Eddie Betts – AFL Player

Posted October 13, 2011, by Helen Isbister
Eddie Betts – AFL Player

Eddie started out his sporting life as a talented soccer player, but his father introduced him to AFL at age 11 and the rest is history. He made his debut for the Carlton Football Club in Round 1, 2005. Eddie is a resounding crowd favourite and he also picked up AFL Goal of the Year in 2006.

Where are you from originally?

I was born in South Australia in Port Lincoln where Dad lived, but I shifted over to Western Australia because my mum lives in Kalgoorlie.

Did you grow up playing AFL?

No not really. I played soccer when I was little and then Dad came and put me into AFL when I was about 11. I moved to South Australia a couple of years later and played in the little league. I then moved to Melbourne to play, and ended up getting picked for the under-18s TAC Cup. I got a chance to play with the Calder Cannons for two years before getting picked up by Carlton.

What's the best part of being a pro AFL player?

Playing at the MCG. I still think that I am surprised to be playing AFL professionally.

Is it scary or exhilarating to go out in front of large crowds?

If we come up against a team like Collingwood or Essendon, it's always a big crowd. It's pretty pumped playing a game with a lot of people watching. With a big crowd and big atmosphere it's awesome   the adrenaline is just amazing.

What's your schedule like during the week?
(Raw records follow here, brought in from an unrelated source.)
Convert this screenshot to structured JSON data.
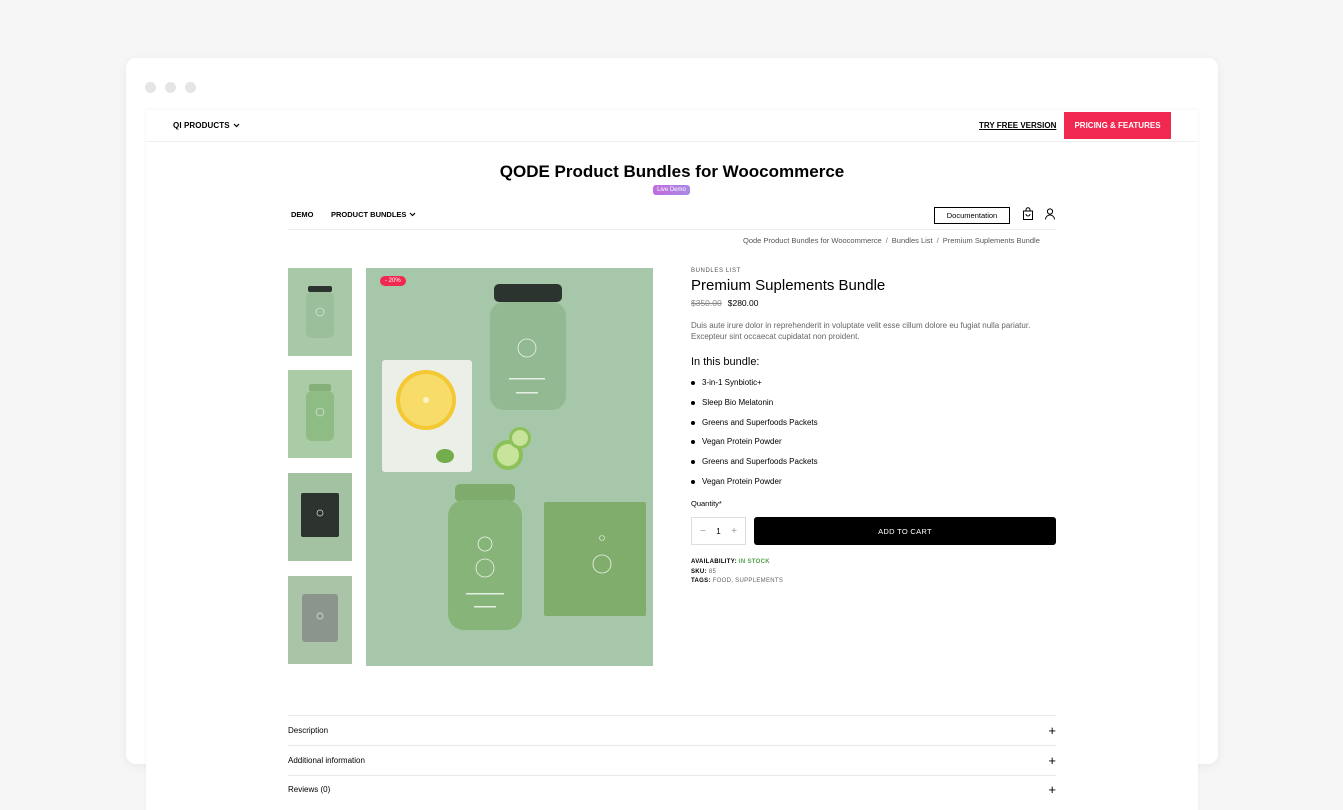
{
  "topbar": {
    "qi_products": "QI PRODUCTS",
    "try_free": "TRY FREE VERSION",
    "pricing": "PRICING & FEATURES"
  },
  "page": {
    "title": "QODE Product Bundles for Woocommerce",
    "live_demo": "Live Demo"
  },
  "site_nav": {
    "demo": "DEMO",
    "product_bundles": "PRODUCT BUNDLES",
    "documentation": "Documentation"
  },
  "breadcrumb": {
    "items": [
      "Qode Product Bundles for Woocommerce",
      "Bundles List",
      "Premium Suplements Bundle"
    ],
    "separator": "/"
  },
  "product": {
    "sale_badge": "- 20%",
    "category": "BUNDLES LIST",
    "title": "Premium Suplements Bundle",
    "old_price": "$350.00",
    "price": "$280.00",
    "description": "Duis aute irure dolor in reprehenderit in voluptate velit esse cillum dolore eu fugiat nulla pariatur. Excepteur sint occaecat cupidatat non proident.",
    "bundle_heading": "In this bundle:",
    "bundle_items": [
      "3-in-1 Synbiotic+",
      "Sleep Bio Melatonin",
      "Greens and Superfoods Packets",
      "Vegan Protein Powder",
      "Greens and Superfoods Packets",
      "Vegan Protein Powder"
    ],
    "quantity_label": "Quantity*",
    "quantity": "1",
    "add_to_cart": "ADD TO CART",
    "availability_label": "AVAILABILITY:",
    "availability_value": "IN STOCK",
    "sku_label": "SKU:",
    "sku_value": "85",
    "tags_label": "TAGS:",
    "tags_value": "FOOD,  SUPPLEMENTS"
  },
  "accordion": [
    "Description",
    "Additional information",
    "Reviews (0)"
  ],
  "colors": {
    "accent": "#f1284f",
    "product_bg": "#a6c7a9",
    "in_stock": "#4fa14a"
  }
}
We train basically every day except Thursday. We have meetings, weights, beach training, massages, physio – it's pretty full-on.

You obviously enjoy the game. Do you also enjoy training?
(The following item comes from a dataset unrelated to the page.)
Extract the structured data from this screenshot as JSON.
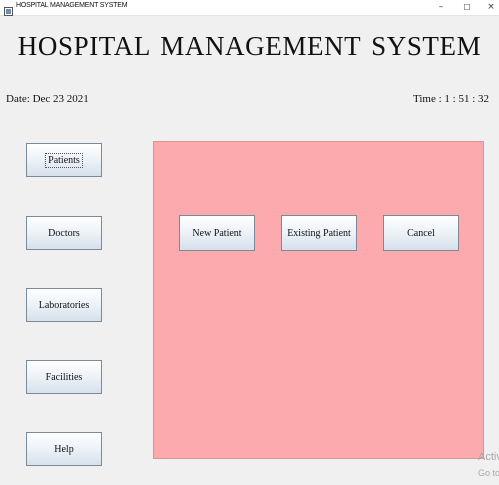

I enjoy training a lot actually. I like going to the club and seeing all my boys – it's my second home because I'm there nearly every day of the week. Most blokes don't enjoy doing pre-season training, but we have to do it and the rest of the year is good.

What support crew do you have around you?

We have a very young crew down here. The coach and the assistant coaches are easy to approach and we can talk to them about anything.

What other commitments do you have outside of training?

Every Thursday we go out to schools and talk to the kids about how to help save the environment.

How do you feel about being in the public eye?

I don't really like the media. I've never really gotten used to it.

When you get recruited into the AFL do they help you deal with that sort of thing?

When we get drafted, we spend the whole first year going through a program with media training, drugs and alcohol talks, and that sort of thing. Every player in every club has to go through the program.

Is there any extra support for Indigenous players?

A lot of the Indigenous players are doing an ambassador program at the moment to try to help young Indigenous communities. There are also Indigenous camps up in Broome. At the beginning of next year all of the Indigenous boys in the AFL, 72 of us, will go up to Darwin and get to know each other a bit more.

Do you have any plans for what you are going to do after you retire from AFL?

We try to do something now on our day off so that we have something to do after we finish AFL. I'm starting to do some work in the landscaping business.

Do you have advice for youngsters who are trying to start out in AFL?

Keep working hard and believing in yourself. If you come to Melbourne from different states you might get homesick, but you have to keep fighting and keep working hard. You'll get used to it and the boys will help you out.